The DB does not do any testing, but just selects the first result that it finds as the value of the field.
This results in considerable speed ups.
Consider this code:
SELECT f1, f2, f3, f4 FROM t1 GROUP BY f2
-- invalid in most SQL flavors, valid in MySQL
MySQL will just select the first value it finds, spending a minimum amount of time.
f1,f3, f4 will be from the same row, but this relation will fall apart if multiple tables with joins are involved.
In order to do the same something simular in SQL-server you'd have to do
SELECT MIN(f1), f2, MIN(f3), MIN(f4) FROM t1 GROUP BY f2
-- valid SQL, but really a hack
The DB will now have to examine all results to find the minimum value, huffing and puffing.
f1, f3, f4 will most likely have no relation to each other and will not be from the same row.
If however you do:
SELECT id as `primary_key`, count(*) as rowcount, count(f2) as f2count, f2, f3, f4
FROM t1
GROUP BY id
All the rest of the fields will be functionally dependent on id.
Rowcount will always be 1, and f2count will be either 0 (if f2 is null) or 1.
On joins, where lots of tables are involved, in a 1-n configuration like so:
Example:
Website 1 -> n Topics 1 -> n Threads 1 -> n Posts 1 -> 1 Person.
And you do a complicated select involving all tables and just do a GROUP BY posts.id
Obviously all other fields are functionally dependent on posts.id (and ONLY on posts.id).
So it makes no sense to list more fields in the group by clause, or to force you to use aggregate functions.
In order to speed things up. MySQL does not force you to do this.
But you do need to understand the concept of functional dependency and the relations in the tables and the join you've written, so it puts a pot of burden on the programmer.
However using:
SELECT
posts.id, MIN(posts.f2)
,MIN(threads.id), min(threads.other)
,MIN(topics.id), ....
,MIN(website.id), .....
,MIN(Person.id), ...
FROM posts p
INNER JOIN threads t on (p.thread_id = t.id)
INNER JOIN topic to on (t.topic_id = to.id)
INNER JOIN website w ON (w.id = to.website_id)

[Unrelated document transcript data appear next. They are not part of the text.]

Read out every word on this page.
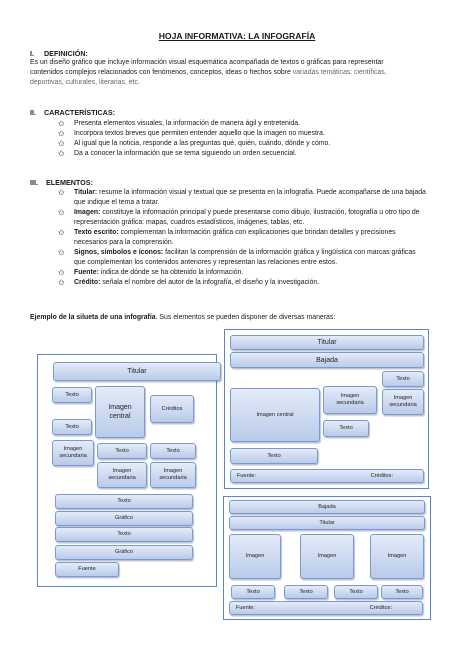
HOJA INFORMATIVA: LA INFOGRAFÍA
I.     DEFINICIÓN:
Es un diseño gráfico que incluye información visual esquemática acompañada de textos o gráficas para representar
contenidos complejos relacionados con fenómenos, conceptos, ideas o hechos sobre variadas temáticas: científicas,
deportivas, culturales, literarias, etc.
II.    CARACTERÍSTICAS:
✩ Presenta elementos visuales, la información de manera ágil y entretenida.
✩ Incorpora textos breves que permiten entender aquello que la imagen no muestra.
✩ Al igual que la noticia, responde a las preguntas qué, quién, cuándo, dónde y cómo.
✩ Da a conocer la información que se tema siguiendo un orden secuencial.
III.    ELEMENTOS:
✩ Titular: resume la información visual y textual que se presenta en la infografía. Puede acompañarse de una bajada
que indique el tema a tratar.
✩ Imagen: constituye la información principal y puede presentarse como dibujo, ilustración, fotografía u otro tipo de
representación gráfica: mapas, cuadros estadísticos, imágenes, tablas, etc.
✩ Texto escrito: complementan la información gráfica con explicaciones que brindan detalles y precisiones
necesarios para la comprensión.
✩ Signos, símbolos e íconos: facilitan la comprensión de la información gráfica y lingüística con marcas gráficas
que complementan los contenidos anteriores y representan las relaciones entre estos.
✩ Fuente: indica de dónde se ha obtenido la información.
✩ Crédito: señala el nombre del autor de la infografía, el diseño y la investigación.
Ejemplo de la silueta de una infografía. Sus elementos se pueden disponer de diversas maneras:
Titular
Texto
Imagen
central
Créditos
Texto
Imagen
secundaria
Texto	Texto
Imagen
secundaria
Imagen
secundaria
Texto
Gráfico
Texto
Gráfico
Fuente
Titular
Bajada
Texto
Imagen central
Imagen
secundaria
Imagen
secundaria
Texto
Texto
Fuente:	Créditos:
Bajada
Titular
Imagen	Imagen	Imagen
Texto	Texto	Texto	Texto
Fuente:	Créditos:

INNER JOIN person pe ON (pe.id = p.person_id)
GROUP BY posts.id //NEVER MIND THE SYNTAX ERROR WITH THE ALIASES
Puts exactly the same mental burden on the programmer.
All the big DBMSs have their own flavours and extensions; otherwise why would there ever be more than one of them?
Following the SQL Standards stringently is nice and all, but providing extensions with more functionality is even better. The quote from the documentation explains how this functionality is useful.
There isn't much of a conflict in this case, so I don't really see the issue.